For GLBT Youth, Silence Leads to Bridges of Tolerance

Gay rights may be the new abortion when it comes to Washington, but across the country it’s the new school prayer.  … [A]s with school prayer, religious conservatives are on the defensive and some seem to be using the other side’s playbook. They emphasize free speech and tolerance for opposing views — including the view that sexual orientation can be changed.

Take this week’s nationwide Day of Silence, an observance sponsored by GLSEN, the Gay, Lesbian and Straight Education Network, in which students at thousands of schools and college remained silent for all or part of the school day to dramatize the silencing effect of bullying on gay and lesbian kids. The symbolism may be a bit convoluted, but as I discovered researching my book the problem is real. So is the change in attitudes toward homosexuality that has made the Day of Silence, while still controversial in places, such a routine school event, along with Homecoming, the prom and the big game. CNN marked the Day of Silence this morning with an interview of an articulate Georgia high school student named Cory Phelps, himself a former victim of bullying, who put an all-American face on an event that would have been unthinkable a generation ago. …
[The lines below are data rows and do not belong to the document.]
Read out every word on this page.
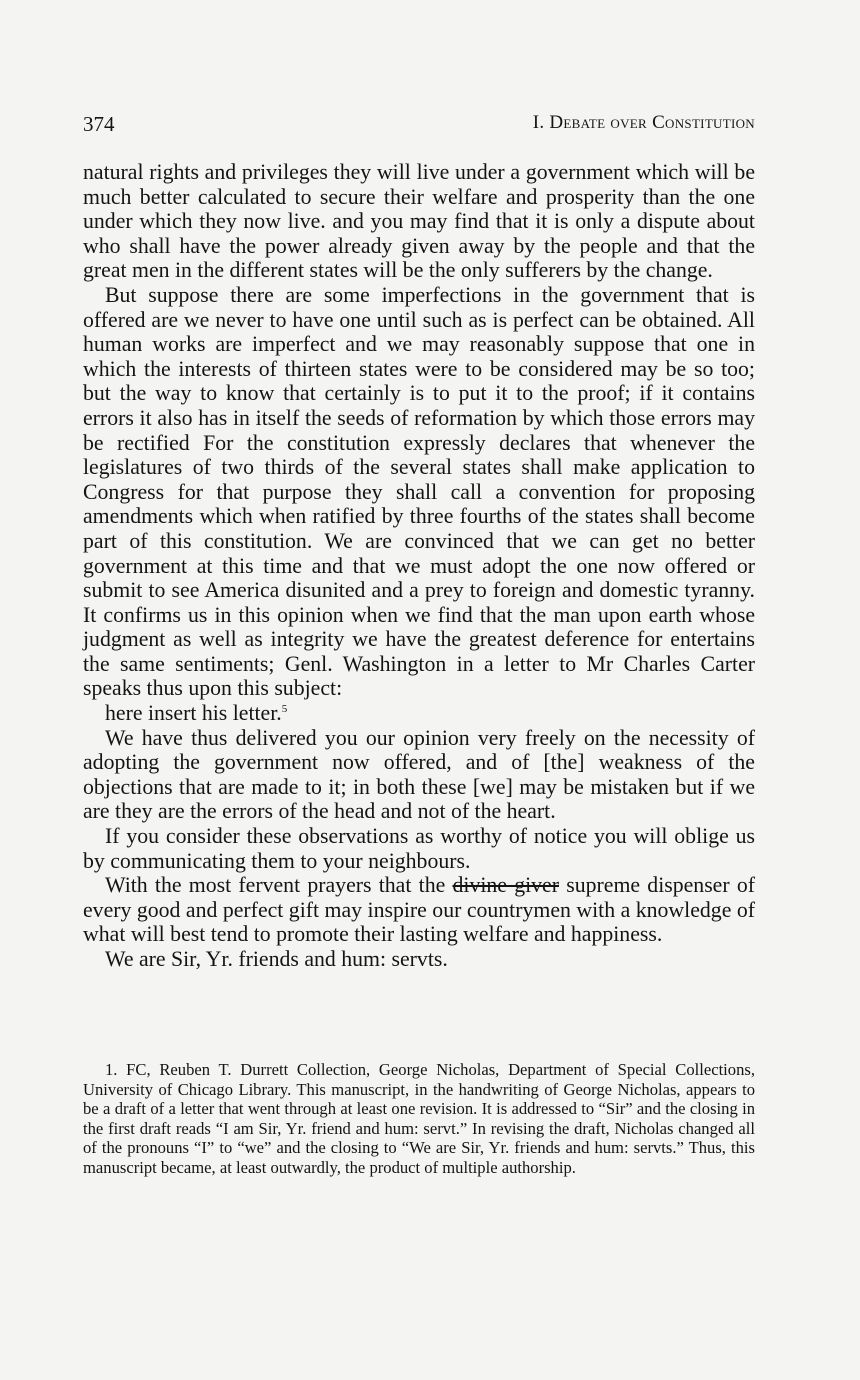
374	I. Debate over Constitution

natural rights and privileges they will live under a government which will be much better calculated to secure their welfare and prosperity than the one under which they now live. and you may find that it is only a dispute about who shall have the power already given away by the people and that the great men in the different states will be the only sufferers by the change.

But suppose there are some imperfections in the government that is offered are we never to have one until such as is perfect can be obtained. All human works are imperfect and we may reasonably suppose that one in which the interests of thirteen states were to be considered may be so too; but the way to know that certainly is to put it to the proof; if it contains errors it also has in itself the seeds of reformation by which those errors may be rectified For the constitution expressly declares that whenever the legislatures of two thirds of the several states shall make application to Congress for that purpose they shall call a convention for proposing amendments which when ratified by three fourths of the states shall become part of this constitution. We are convinced that we can get no better government at this time and that we must adopt the one now offered or submit to see America disunited and a prey to foreign and domestic tyranny. It confirms us in this opinion when we find that the man upon earth whose judgment as well as integrity we have the greatest deference for entertains the same sentiments; Genl. Washington in a letter to Mr Charles Carter speaks thus upon this subject:

here insert his letter.$^5$

We have thus delivered you our opinion very freely on the necessity of adopting the government now offered, and of [the] weakness of the objections that are made to it; in both these [we] may be mistaken but if we are they are the errors of the head and not of the heart.

If you consider these observations as worthy of notice you will oblige us by communicating them to your neighbours.

With the most fervent prayers that the divine giver supreme dispenser of every good and perfect gift may inspire our countrymen with a knowledge of what will best tend to promote their lasting welfare and happiness.

We are Sir, Yr. friends and hum: servts.

1. FC, Reuben T. Durrett Collection, George Nicholas, Department of Special Collections, University of Chicago Library. This manuscript, in the handwriting of George Nicholas, appears to be a draft of a letter that went through at least one revision. It is addressed to “Sir” and the closing in the first draft reads “I am Sir, Yr. friend and hum: servt.” In revising the draft, Nicholas changed all of the pronouns “I” to “we” and the closing to “We are Sir, Yr. friends and hum: servts.” Thus, this manuscript became, at least outwardly, the product of multiple authorship.
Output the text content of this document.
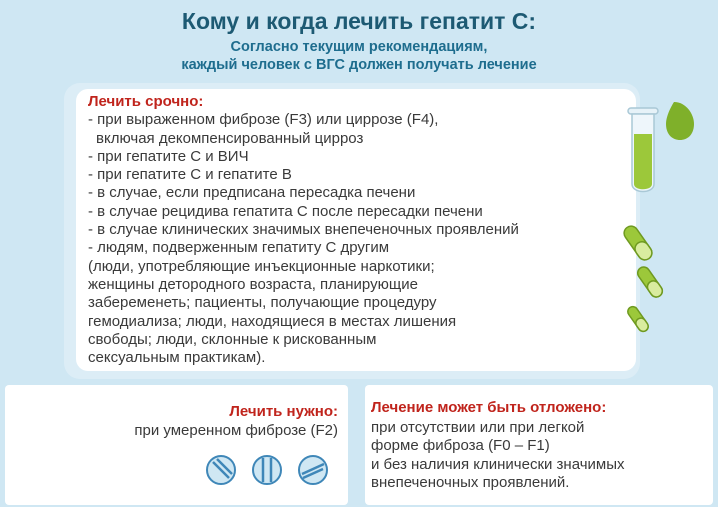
Кому и когда лечить гепатит С:
Согласно текущим рекомендациям,
каждый человек с ВГС должен получать лечение
Лечить срочно:
- при выраженном фиброзе (F3) или циррозе (F4),
включая декомпенсированный цирроз
- при гепатите С и ВИЧ
- при гепатите С и гепатите В
- в случае, если предписана пересадка печени
- в случае рецидива гепатита С после пересадки печени
- в случае клинических значимых внепеченочных проявлений
- людям, подверженным гепатиту С другим
(люди, употребляющие инъекционные наркотики;
женщины детородного возраста, планирующие
забеременеть; пациенты, получающие процедуру
гемодиализа; люди, находящиеся в местах лишения
свободы; люди, склонные к рискованным
сексуальным практикам).
Лечить нужно:
при умеренном фиброзе (F2)
Лечение может быть отложено:
при отсутствии или при легкой
форме фиброза (F0 – F1)
и без наличия клинически значимых
внепеченочных проявлений.
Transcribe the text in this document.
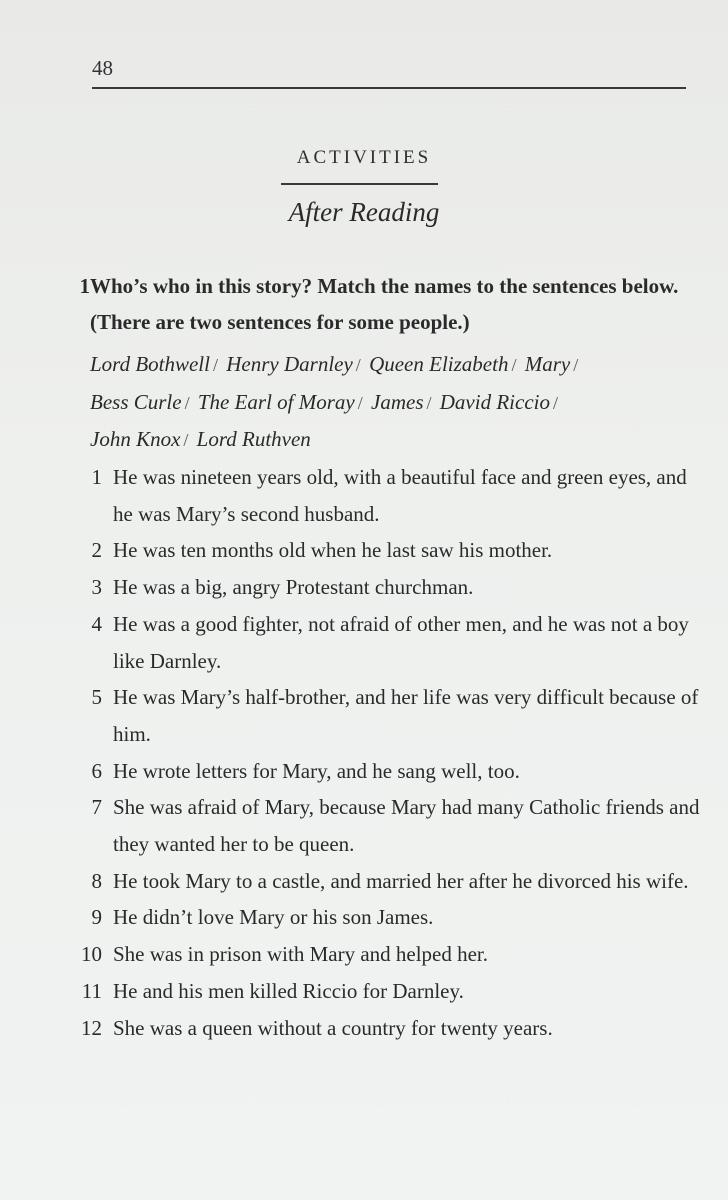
48
ACTIVITIES
After Reading
1 Who’s who in this story? Match the names to the sentences below. (There are two sentences for some people.)
Lord Bothwell / Henry Darnley / Queen Elizabeth / Mary /
Bess Curle / The Earl of Moray / James / David Riccio /
John Knox / Lord Ruthven
1 He was nineteen years old, with a beautiful face and green eyes, and he was Mary’s second husband.
2 He was ten months old when he last saw his mother.
3 He was a big, angry Protestant churchman.
4 He was a good fighter, not afraid of other men, and he was not a boy like Darnley.
5 He was Mary’s half-brother, and her life was very difficult because of him.
6 He wrote letters for Mary, and he sang well, too.
7 She was afraid of Mary, because Mary had many Catholic friends and they wanted her to be queen.
8 He took Mary to a castle, and married her after he divorced his wife.
9 He didn’t love Mary or his son James.
10 She was in prison with Mary and helped her.
11 He and his men killed Riccio for Darnley.
12 She was a queen without a country for twenty years.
[H]ere’s the interesting thing: Instead of a boycotting the Day of Silence or competing with it by staging a “Day of Truth,” some conservative students are being urged to embrace the mantra of mutual respect. Warren Throckmorton, a psychology professor at Grove City College in Western Pennsylvania, has proposed that evangelical Christian kids join with their “GLBT peers” in taking a “Golden Rule Pledge.” Last year, Throckmorton notes on his blog, “students in over 30 high schools and colleges participated by agreeing with GLBT peers to respect each other as Image bearers of God. Students distributed pledges to honor the teaching of Christ to love as He loved and to treat others as we want to be treated.”